Democracy. Equality. Racial justice. The struggle for voting rights has long been about concepts that go to the heart of the American ideal. But in a sleepy federal courtroom here on the Gulf Coast, access to the ballot for hundreds of thousands of Texans could turn on some far less high-blown concepts: bus schedules, identification cards – and dollars and cents. As the challengers to Texas’s strict voter ID law prepared to rest their case, they presented more evidence Monday in support of the key claims they laid out last week: that a massive number of Texans lack an ID that complies with the law; that blacks and Hispanics are more likely than whites to lack ID; and that getting an ID can be onerous, especially for the poor. The plaintiffs – represented by a team of over a dozen lawyers from the U.S. Justice Department, civil and voting rights groups, and private law firms – will wrap up Tuesday.

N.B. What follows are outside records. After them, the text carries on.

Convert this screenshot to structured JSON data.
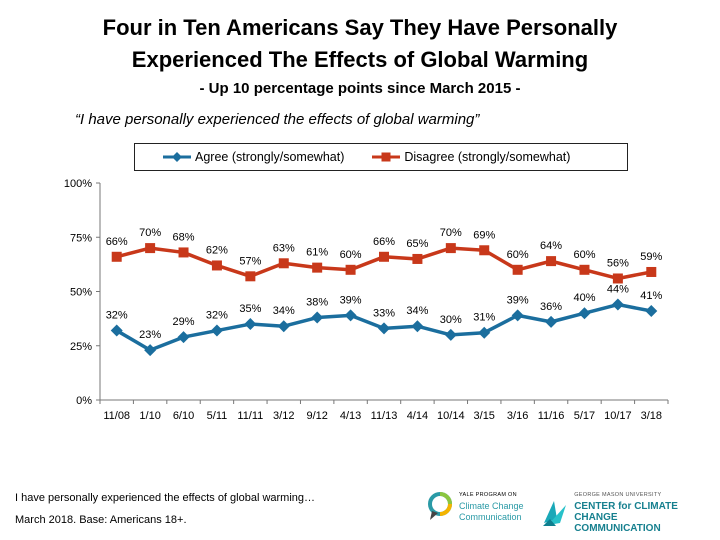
{
  "title_line1": "Four in Ten Americans Say They Have Personally",
  "title_line2": "Experienced The Effects of Global Warming",
  "subtitle": "- Up 10 percentage points since March 2015 -",
  "quote": "“I have personally experienced the effects of global warming”",
  "footer": {
    "line1": "I have personally experienced the effects of global warming…",
    "line2": "March 2018. Base: Americans 18+."
  },
  "logos": {
    "yale_small": "YALE PROGRAM ON",
    "yale_line1": "Climate Change",
    "yale_line2": "Communication",
    "gmu_small": "GEORGE MASON UNIVERSITY",
    "gmu_line1": "CENTER for CLIMATE CHANGE",
    "gmu_line2": "COMMUNICATION"
  },
  "colors": {
    "agree": "#1b6e9e",
    "disagree": "#c8381a",
    "yale_teal": "#2a9aa6"
  },
  "chart_data": {
    "type": "line",
    "categories": [
      "11/08",
      "1/10",
      "6/10",
      "5/11",
      "11/11",
      "3/12",
      "9/12",
      "4/13",
      "11/13",
      "4/14",
      "10/14",
      "3/15",
      "3/16",
      "11/16",
      "5/17",
      "10/17",
      "3/18"
    ],
    "series": [
      {
        "name": "Agree (strongly/somewhat)",
        "marker": "diamond",
        "values": [
          32,
          23,
          29,
          32,
          35,
          34,
          38,
          39,
          33,
          34,
          30,
          31,
          39,
          36,
          40,
          44,
          41
        ]
      },
      {
        "name": "Disagree (strongly/somewhat)",
        "marker": "square",
        "values": [
          66,
          70,
          68,
          62,
          57,
          63,
          61,
          60,
          66,
          65,
          70,
          69,
          60,
          64,
          60,
          56,
          59
        ]
      }
    ],
    "ylim": [
      0,
      100
    ],
    "yticks": [
      "0%",
      "25%",
      "50%",
      "75%",
      "100%"
    ],
    "data_label_suffix": "%",
    "legend": "top",
    "grid": false
  }
}
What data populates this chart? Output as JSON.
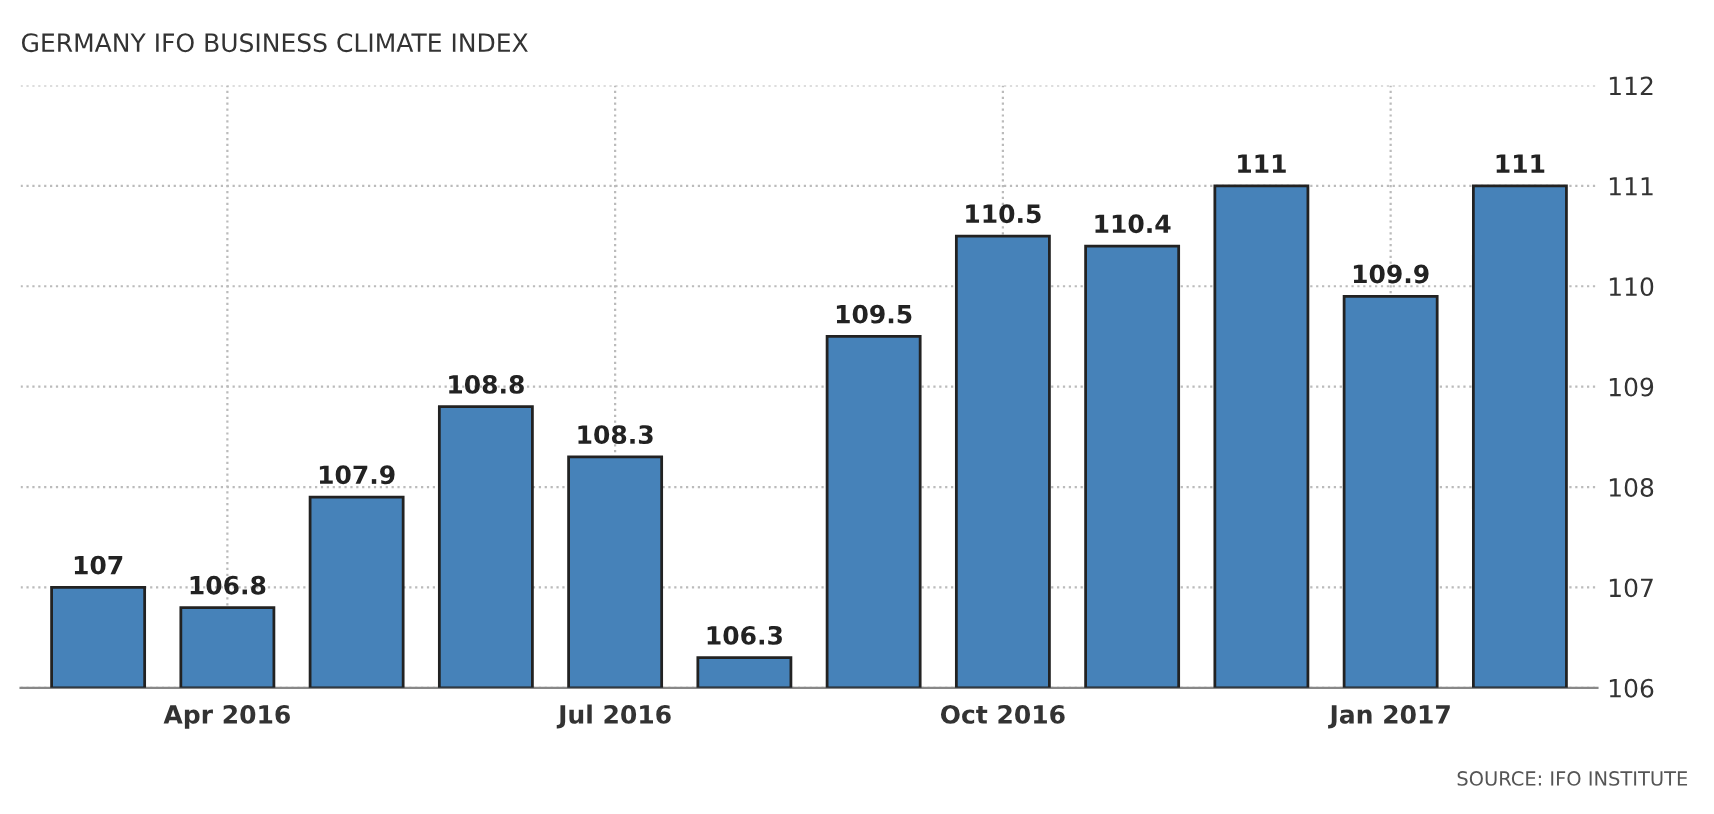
{
  "chart_data": {
    "type": "bar",
    "title": "GERMANY IFO BUSINESS CLIMATE INDEX",
    "categories": [
      null,
      "Apr 2016",
      null,
      null,
      "Jul 2016",
      null,
      null,
      "Oct 2016",
      null,
      null,
      "Jan 2017",
      null
    ],
    "values": [
      107,
      106.8,
      107.9,
      108.8,
      108.3,
      106.3,
      109.5,
      110.5,
      110.4,
      111,
      109.9,
      111
    ],
    "color": "#4682b9",
    "ylim": [
      106,
      112
    ],
    "yticks": [
      106,
      107,
      108,
      109,
      110,
      111,
      112
    ],
    "grid": true,
    "data_labels": true,
    "annotations": [
      "SOURCE: IFO INSTITUTE"
    ]
  }
}
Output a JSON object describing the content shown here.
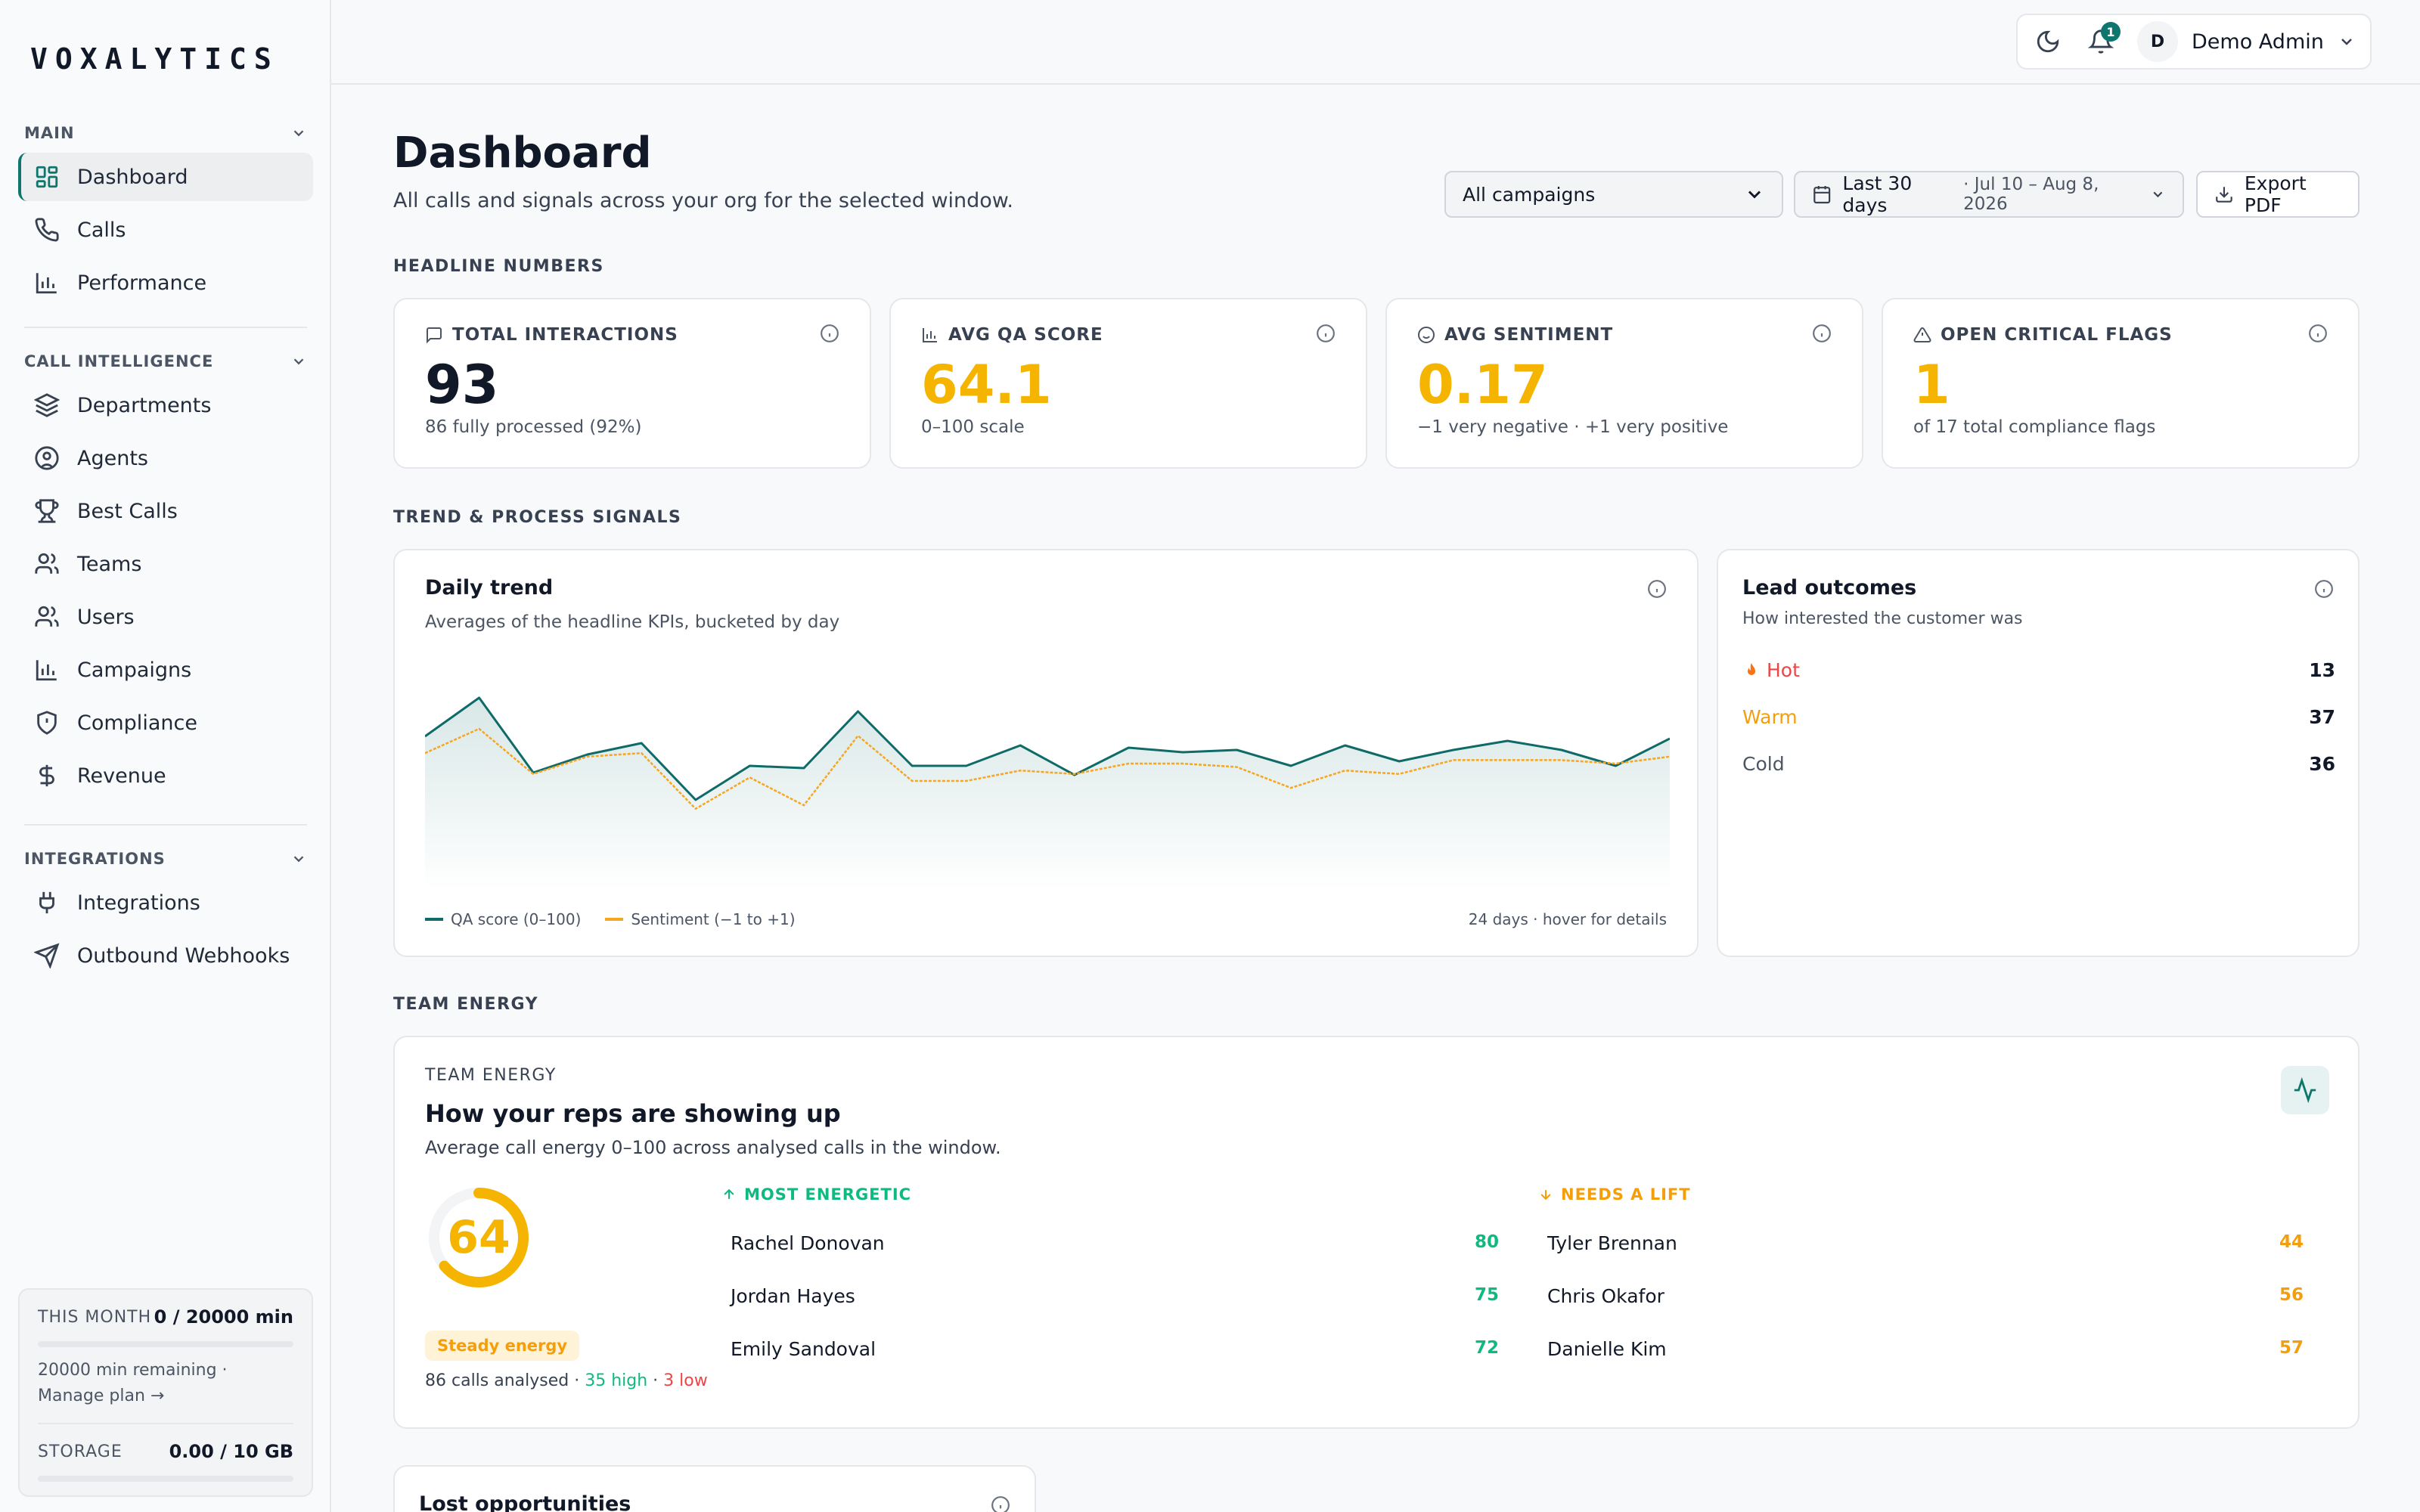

The case is one of several currently underway that could have major implications both for access to the ballot this fall, and for the the ongoing state of the law protecting the right to vote. Wisconsin’s and Arkansas’s voter ID laws, Ohio’s cuts to early voting, and North Carolina’s sweeping voting law are all being challenged in court.
Defending the ID measure, lawyers for Texas sought to cast doubt on the credibility of some expert witnesses, but offered little that undermined the broad thrust of the challengers’ case. They said at the close of proceedings Monday that they planned to offer just two witnesses, with their presentation lasting only around a day and half.
The law’s opponents suggested privately that Texas’s laissez-faire approach shows the weakness of its defense. But the state may be relying on a basic reality: Thanks to the U.S. Supreme Court, the burden of proof is on the challengers to show that the ID law will stop Texas’s racial minorities from voting.
Texas’s voter ID law, passed in 2011, was struck down the following year by a federal court, which ruled that it violated Section 5 of the Voting Rights Act (VRA). Under Section 5, Texas and other covered areas had to show that their election laws didn’t disproportionately affect racial minorities before they could go into effect. In 2013, the Supreme Court neutered Section 5 in Shelby County v. Holder, and hours later, Texas announced that its ID law was back in force.
It’s now being challenged under Section 2 of the VRA, which was unaffected by Shelby. But under Section 2, the onus is on the law’s challengers to show not just that it hits minorities hardest, but that it does so because of a history of racial discrimination. That’s a relatively high bar to meet—though it’s one that voting rights advocates have met lately, at least for now, in the Wisconsin and Ohio cases.